Derrière le plan de travail de la cuisine, occupé à préparer des tartines, se trouvait un troisième garçon dont la peau pâle faisait ressortir la noirceur de ses cheveux décoiffés. Vêtu d’une marinière et d’un pantalon en toile bleu, il ne remarqua pas la présence des nouveaux venus.

— Hippo, tu veux quoi, du chocolat ou de la confiture ?

— Chocolat. On a des invités.

L’inconnu leva la tête et ses yeux bleus ciel rencontrèrent ceux d’Avril.

— Bonjour, déclara-t-il froidement.

— Bonjour, répondit Avril d’une petite voix.

Des chaussures claquèrent sur les marches de l’escalier en bois sombre qui se trouvait juste à droite de la porte d’entrée. Avril se retourna et découvrit une fille qui semblait avoir son âge, vêtue d’un short noir, de bottines délacées et d’un t-shirt à l’effigie d’E.T. tellement large qu’il dénudait l’une de ses épaules, dévoilant le haut de son soutien-gorge. La nouvelle arrivante se déplaçait d’une démarche enjouée, presque sautillante.

— Ah, il me semblait bien avoir vu du monde dehors ! Bonjour ! s’exclama-t-elle.
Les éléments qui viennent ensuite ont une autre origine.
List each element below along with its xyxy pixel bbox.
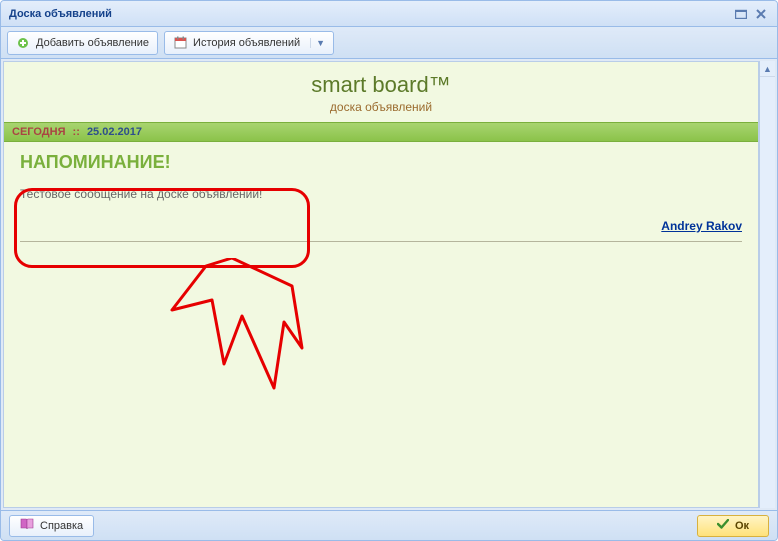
window-title: Доска объявлений [9,8,729,20]
post: НАПОМИНАНИЕ! Тестовое сообщение на доске… [4,142,758,215]
add-announcement-label: Добавить объявление [36,37,149,49]
board-subtitle: доска объявлений [4,100,758,114]
close-icon[interactable] [753,6,769,22]
help-label: Справка [40,520,83,532]
post-body: Тестовое сообщение на доске объявлений! [20,187,742,201]
post-title: НАПОМИНАНИЕ! [20,152,742,173]
dropdown-arrow-icon[interactable]: ▼ [310,38,325,48]
history-button[interactable]: История объявлений ▼ [164,31,334,55]
check-icon [717,519,729,532]
post-author-row: Andrey Rakov [4,215,758,239]
scroll-up-icon[interactable]: ▲ [760,61,775,77]
board-area: smart board™ доска объявлений СЕГОДНЯ ::… [3,61,759,508]
titlebar[interactable]: Доска объявлений [1,1,777,27]
toolbar: Добавить объявление История объявлений ▼ [1,27,777,59]
scrollbar[interactable]: ▲ [759,61,775,508]
bottombar: Справка Ок [1,510,777,540]
history-label: История объявлений [193,37,300,49]
separator: :: [69,126,82,138]
help-button[interactable]: Справка [9,515,94,537]
ok-label: Ок [735,520,749,532]
post-author-link[interactable]: Andrey Rakov [661,219,742,233]
board-title: smart board™ [4,72,758,98]
bulletin-board-window: Доска объявлений Добавить объявление Ист… [0,0,778,541]
ok-button[interactable]: Ок [697,515,769,537]
calendar-icon [173,36,187,50]
board-header: smart board™ доска объявлений [4,62,758,122]
add-announcement-button[interactable]: Добавить объявление [7,31,158,55]
date-label: СЕГОДНЯ [12,126,65,138]
annotation-arrow-icon [164,258,314,438]
date-bar: СЕГОДНЯ :: 25.02.2017 [4,122,758,142]
divider [20,241,742,242]
book-icon [20,518,34,533]
plus-icon [16,36,30,50]
content-area: smart board™ доска объявлений СЕГОДНЯ ::… [1,59,777,510]
maximize-icon[interactable] [733,6,749,22]
date-value: 25.02.2017 [87,126,142,138]
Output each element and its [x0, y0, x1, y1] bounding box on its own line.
À la grande surprise d’Avril, la jeune fille s’approcha d’elle et lui fit la bise, ainsi qu’à Ronan, avant de faire le tour du plan de travail. À la voir à côté du troisième garçon, Avril n’eut aucun doute sur le fait qu’ils étaient frères et sœurs : mêmes cheveux noirs, même peau pâle et surtout, mêmes yeux bleus.

— Avril, Ronan, déclara Hippolyte, je vous présente Raphaëlle, ma copine, et son frère jumeau, Etienne.

— Enchantée !

Si Raphaëlle semblait sincèrement ravie, Etienne ne dit rien, gardant les yeux rivés sur ses tartines.

— Tu veux une tartine à quoi ? demanda-t-il à sa sœur.

— J’en veux pas. Qu’est-ce que vous faites ici ?

— Mes trésors ! Je veux mes trésors !

— Ronan, sois plus poli. Recommence.

— Mes trésors ! Je veux mes trésors !

Perdant patience, Avril posa Ronan par terre et s’accroupit face à lui. Elle voulait rentrer chez elle et se pelotonner dans son lit pour ne plus en sortir.

— Regarde-moi. On ne dit pas « je veux », on dit « s’il-vous-plaît », et on est gentil avec les gens.

— Mais je veux mes trésors, murmura Ronan en gardant la tête baissée, au bord des larmes.

— Demande gentiment, comme je t’ai appris.

Elle se releva et poussa doucement Ronan devant elle, afin de l’encourager. Le petit garçon garda la tête baissée et réitéra sa demande, d’une seule traite.

— Estcequejepeuxavoirmestrésorss’ilvousplaît ?

— Il est trop mignon ! s’exclama Raphaëlle. Mais c’est quoi, ces trésors ?

— Viens, suis-moi bonhomme.

Ronan regarda sa sœur avant de prendre timidement la main qu’Hippolyte lui tendait. Ce dernier l’entraîna vers des cartons ouverts disposés en vrac sur la table à manger. Il attrapa Ronan pour le porter afin qu’il puisse voir l’intérieur de l’un d’entre eux. Le visage du petit garçon s’illumina d’un grand sourire.

— Avril ! Ils sont là ! Ils sont tous là !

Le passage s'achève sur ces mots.